Stunned, they watched her depart as a wave leaves the shore, drawn away by irresistible forces. She went up the long staircase to her room; and although she would rise the next day and every day for many years to come, Heloise Lockwood was never the same person after that night. She never recovered from the realisation that children are wilful people; she never trusted them again. Worse, she discovered that, when it counted, the world was immune to her wishes and commands. She who’d believed herself important found she was just an angry bee in a jar. She continued to buzz and batter at the glass; but from this night forward she always knew, in her heart, that her buzzing and her battering were nothing more than noise.
When her mother had left the room, Cecily turned a colourless face to her uncle. “No,” he told her again.
May was gazing at the door that had closed behind Mrs Lockwood. Eventually she looked at Peregrine. In a voice as meek as a mouse she asked, “Where is he?”

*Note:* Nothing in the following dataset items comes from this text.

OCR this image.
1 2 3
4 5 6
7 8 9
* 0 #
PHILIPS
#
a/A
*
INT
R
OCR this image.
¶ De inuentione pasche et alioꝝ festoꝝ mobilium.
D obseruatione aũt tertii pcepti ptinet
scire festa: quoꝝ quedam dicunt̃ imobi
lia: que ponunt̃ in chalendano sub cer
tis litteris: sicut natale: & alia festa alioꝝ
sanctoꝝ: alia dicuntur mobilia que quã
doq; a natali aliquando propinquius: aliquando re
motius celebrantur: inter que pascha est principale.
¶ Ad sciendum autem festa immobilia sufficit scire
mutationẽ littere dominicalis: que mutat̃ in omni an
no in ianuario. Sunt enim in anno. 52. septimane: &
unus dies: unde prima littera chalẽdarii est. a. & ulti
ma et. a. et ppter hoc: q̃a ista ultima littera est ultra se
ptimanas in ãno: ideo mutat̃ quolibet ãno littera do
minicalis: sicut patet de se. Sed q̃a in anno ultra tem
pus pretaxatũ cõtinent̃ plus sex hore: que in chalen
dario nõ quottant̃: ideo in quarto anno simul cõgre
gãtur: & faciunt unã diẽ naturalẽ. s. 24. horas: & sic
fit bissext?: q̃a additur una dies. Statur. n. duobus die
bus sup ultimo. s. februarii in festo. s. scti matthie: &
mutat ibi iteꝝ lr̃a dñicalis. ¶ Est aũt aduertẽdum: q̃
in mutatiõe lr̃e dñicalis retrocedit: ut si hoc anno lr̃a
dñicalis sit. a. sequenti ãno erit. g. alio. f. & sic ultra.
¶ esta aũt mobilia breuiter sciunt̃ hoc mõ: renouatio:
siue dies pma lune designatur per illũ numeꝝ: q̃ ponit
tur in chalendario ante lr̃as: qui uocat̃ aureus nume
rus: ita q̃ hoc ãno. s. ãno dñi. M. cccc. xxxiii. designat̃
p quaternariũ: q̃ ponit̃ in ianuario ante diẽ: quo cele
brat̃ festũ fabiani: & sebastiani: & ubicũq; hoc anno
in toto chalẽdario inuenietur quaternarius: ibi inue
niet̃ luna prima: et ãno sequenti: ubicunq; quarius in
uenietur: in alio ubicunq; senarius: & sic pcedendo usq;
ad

“I don’t know,” said the man. “Not here. But not where your father is, either.”
“All right,” said the girl.
That evening, in Heron Hall’s windows, lamps burned like wolves’ eyes, reaching into the dark to light a path for the missing boy. Somewhere across the chopping Channel, sons fought one another into the night, gunfire flaring orange and white, blood flowing more black than scarlet. In the city, fires burned around buildings that minutes earlier had been solid and standing yet now lay tumbled over the road. Somewhere in the dense sky flew aeroplanes, their stomachs stuffed with bombs; somewhere, underground, ears strained for the sound of these planes, the thrum that would stir a grinding fear. Somewhere, in secure strong rooms, stood those for whom this nightly misery was simply the war going as planned.